SB 97
Modifies various provisions relating to banks and trust companies
Sponsor:
LR Number:
0676S.04P
Last Action:
2/20/2025 - H First Read
Journal Page:
Title:
SS SCS SB 97
Effective Date:
August 28, 2025

Current Bill Summary

SS/SCS/SB 97 - This act modifies provisions relating to certain banks and trust companies.

ARTICLES OF AGREEMENT (Section 362.020)

The act allows the articles of agreement for any bank or trust company to provide for the issuance of additional shares of capital stock or other classes of stock pursuant to the same procedures and conditions as provided under current law, provided that such terms and procedures are acceptable to the Director of Finance and provided that any notice or other approval required to be given or obtained from the State of Missouri shall be given or obtained from the Director of the Division of Finance.

BOARD MEETINGS (Section 362.247 and 362.275)

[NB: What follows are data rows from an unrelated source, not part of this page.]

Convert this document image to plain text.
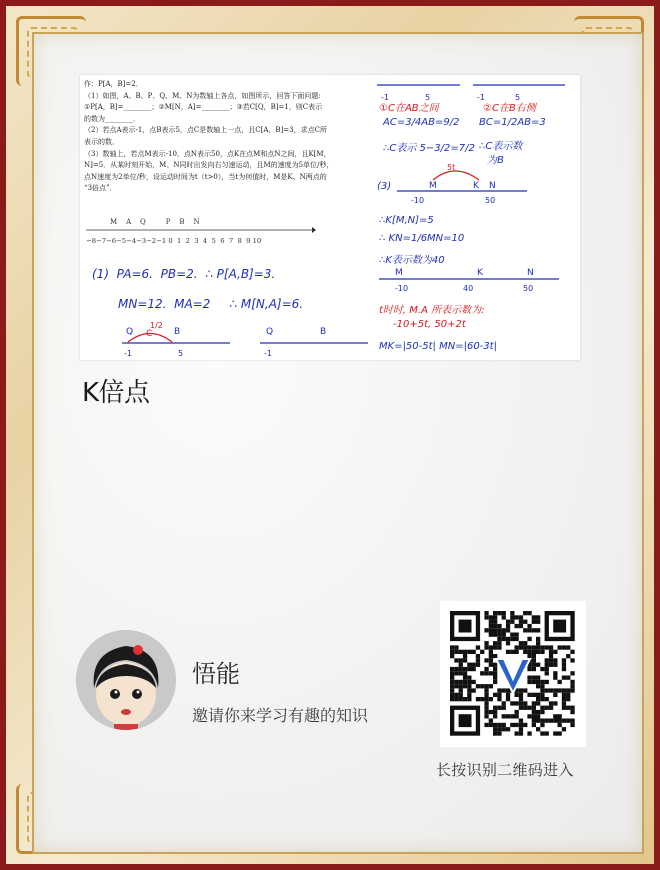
作：P[A，B]=2．

（1）如图，A、B、P、Q、M、N为数轴上各点，如图所示，回答下面问题:

①P[A，B]=________；②M[N，A]=________；③若C[Q，B]=1，则C表示

的数为________．

（2）若点A表示-1，点B表示5，点C是数轴上一点，且C[A，B]=3，求点C所

表示的数．

（3）数轴上，若点M表示-10，点N表示50，点K在点M和点N之间，且K[M，

N]=5．从某时刻开始，M、N同时出发向右匀速运动，且M的速度为5单位/秒，

点N速度为2单位/秒，设运动时间为t（t>0），当t为何值时，M是K、N两点的

“3倍点”．

M    A    Q         P    B    N
−8−7−6−5−4−3−2−1 0  1  2  3  4  5  6  7  8  9 10
(1)  PA=6.  PB=2.  ∴ P[A,B]=3.
MN=12.  MA=2     ∴ M[N,A]=6.
1/2
Q C B
-1	5
Q	B
-1
-1	5	-1	5
①C在AB之间	②C在B右侧
AC=3/4AB=9/2 BC=1/2AB=3
∴C表示 5−3/2=7/2 ∴C表示数
为B
(3)
5t
M	K N
-10	50
∴K[M,N]=5
∴ KN=1/6MN=10
∴K表示数为40
M	K	N
-10	40	50
t时时, M.A 所表示数为:
-10+5t, 50+2t
MK=|50-5t| MN=|60-3t|
K倍点
悟能
邀请你来学习有趣的知识
长按识别二维码进入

The act allows directors to attend board meetings by phone or video unless otherwise specifically prohibited by law or by a memorandum of understanding entered into with the Director of Finances related to bank safety and soundness.

Additionally, a requirement that a fourth list required to be presented at board meetings related to tracking loans to directors, officers, and employees is repealed.

PUBLICATION OF FINANCIAL REPORTS (Section 362.295)

A provision requiring certain financial reports of a bank or trust company to be published in a newspaper is repealed and a provision is created in its place requiring a bank or trust company to provide a paper or electronic copy of any regular periodic report required to be filed with the Director of Finance to each customer that requests it.

TRUSTED CONTACTS (Sections 362.424 and 370.245)

This act allows any bank, as that term is defined in the act, and any credit union to report suspected fraudulent activity or financial exploitation targeting any of its customers or members to a federal, state, county, or municipal law enforcement agency or any appropriate public protective agency and shall be immune from civil liability in doing so.

Banks and credit unions are additionally allowed to offer a trusted contact program to its customers and members who desire to designate one or more trusted contacts for the bank to contact under certain circumstances delineated in the act. The trusted contact program is subject to restrictions as described in the act.

A bank or credit union shall not be liable for the actions of a trusted contact and shall not be civilly liable for implementing or not implementing a trusted contact program or for actions or omissions related to providing or administering a trusted contact program.

A person designated as a trusted contact who acts in good faith and exercises reasonable care shall be immune from liability.

These provisions are identical to SB 99 (2025) and HB 1049 (2025).

SINGLE BANK POOLED COLLATERAL (Section 362.490)

This act creates an alternative for banking institutions serving as depositaries for public funds to secure their deposits in lieu of the method provided by current law, known as the "single bank pooled method." This method allows a banking institution to secure the deposit of public funds of one or more government entities through a pool of eligible securities held in custody and safe-keeping with one or more other banking institutions or safe depositaries, to be held subject to the order of the Director of the Division of Finance or an administrator, appointed as provided in the act, for the benefit of the government entities having public funds deposited with such banking institution. The act prohibits the use of the single bank pooled method absent the appointment of an administrator for that purpose, as provided in the act. Furthermore, the administrator may be required to post a surety bond in an amount up to $100,000.

The administrator of the single bank pooled method may establish such procedures and reporting requirements as necessary for depository banking institutions and their safe keeping banks or depositaries to confirm the amount of insured public fund deposits, the pledge of securities to the administrator to secure the deposit of public funds, as agent for each participating banking institution, and to monitor the market value of pledged securities as reported by the custody agents, and to add, substitute or remove securities held in the single bank pool as directed by the depository banking institution.

In the event of the failure and insolvency of a banking institution using the single bank pooled method, subject to any order of the director, the administrator shall direct the safe keeping banks or depositaries to sell the pledged securities and direct proceeds to the payment of the uninsured public fund deposits or to transfer the pledged securities to that banking institution's primary supervisory agency or the duly appointed receiver for the banking institution to be liquidated to pay out the uninsured public fund deposits.

These provisions are identical to SB 657 (2025).

COMMERCIAL FINANCING DISCLOSURE LAW (Section 427.300)

Current law contains various exemptions from the Commercial Financing Disclosure Law. This act adds commercial financing products that are premium finance agreements, as defined in current law, offered or entered into by a provider that is a registered premium finance company to that list.

DORMANT ACCOUNTS (Section 447.200)

The act repeals a provision of law relating to dormant accounts that requires certain financial institutions to notify the account holder of such dormancy.